Везли за город, не завязав глаза, в открытую. Значит, отпускать не собираются, сообразил Волынов. В тюремной жизни сообразительней стал. Быстро научился понимать, что к чему. Конечно, и этим про сучку Аллу узнать захочется. Почему ж только не поверили, что он ничего не знает? Ничего. Теперь главное, чтобы подольше так думали. Дольше молчишь — дольше живёшь. Он что-нибудь придумает. Наврет. Выкрутится, сбежит. Небось накормят, помыться дадут. Да, надо обязательно просить, чтоб накормили и дали помыться.

Ободранные комнаты ветхой дачи дышали гнилью и сыростью. Тут давно уже никто не жил.

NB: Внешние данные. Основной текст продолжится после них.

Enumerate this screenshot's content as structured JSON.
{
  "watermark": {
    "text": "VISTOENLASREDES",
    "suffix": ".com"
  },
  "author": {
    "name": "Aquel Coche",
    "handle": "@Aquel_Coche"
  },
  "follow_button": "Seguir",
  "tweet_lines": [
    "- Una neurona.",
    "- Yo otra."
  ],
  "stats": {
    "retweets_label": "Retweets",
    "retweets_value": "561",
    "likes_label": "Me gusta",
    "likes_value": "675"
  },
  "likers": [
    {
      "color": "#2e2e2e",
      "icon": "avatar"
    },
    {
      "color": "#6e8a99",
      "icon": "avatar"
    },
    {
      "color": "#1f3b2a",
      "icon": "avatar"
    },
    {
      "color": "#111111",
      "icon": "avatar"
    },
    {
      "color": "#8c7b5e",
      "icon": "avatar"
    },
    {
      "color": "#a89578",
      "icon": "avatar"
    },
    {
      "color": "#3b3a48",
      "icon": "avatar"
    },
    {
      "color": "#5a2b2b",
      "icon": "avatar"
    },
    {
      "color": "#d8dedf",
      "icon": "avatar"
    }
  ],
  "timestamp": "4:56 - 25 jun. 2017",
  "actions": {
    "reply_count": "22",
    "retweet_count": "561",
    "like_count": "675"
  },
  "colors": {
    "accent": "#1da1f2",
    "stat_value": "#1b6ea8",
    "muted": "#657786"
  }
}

Это художника расстроило. Привезли в нежилое, стало быть, недолго собираются расспрашивать. Ничего. Он теперь крепкий орешек. На испуг его не расколешь, да и мордобой он терпеть научился. Пока везли — придумал. Есть у Аллы, есть любимая старая тетка, никто про неё не знал. А он узнал случайно, когда телеграмма пришла. Ну и пусть тетка померла. А на могилку-то Алла всё же ездила. Не может быть, чтобы там, в деревне этой, никто про нее не знал. А и не знает, так и фиг с ней. Пока эти все проверят, все времечко пройдет. И времечко это он даром не потеряет. Придумает. Выкрутится. Сбежит.

А «освободители» вроде ждали кого-то… И впрямь, такие мордатые мальчики сами вопросы, не решают. Ихнее дело — доставить и охранять. Да, явно ждут кого-то. Явно.

И кто-то ждать себя не заставил. Машины подъехавшей художник не видел — на полу сидел, в уголке прижавшись. Только тихий шорох шин услышал. Что, хозяин приехал?

Прибыли двое. Мужчина был старый, худой, жилистый, с гнусным холодным взглядом. А женщина молодая, красивая. Художник Волынов толк в женской красоте понимал. Такая телка вполне моделью могла быть, хоть на подиуме, хоть на картине. Снизу в глаза ему бросились красивые ноги. И фигура ничего, стройная. Дорогая одежда. Очки в даже на вид холодной оправе на загорелом или просто смуглом удлинённом лице с гладкими чертами. Идеальные щеки. Идеальный рот. Идеальный подбородок. Идеальная шея. Глаза почти не видны — очки-то дымчатые, но наверняка тоже красивые. Холодная, красивая и жестокая стерва. Очень красивая. Такой же тип, как его Лизочка. В такую женщину он мог бы влюбиться. Там и тогда, в прошлой жизни. В которую ему теперь не вернуться, нет, не вернуться.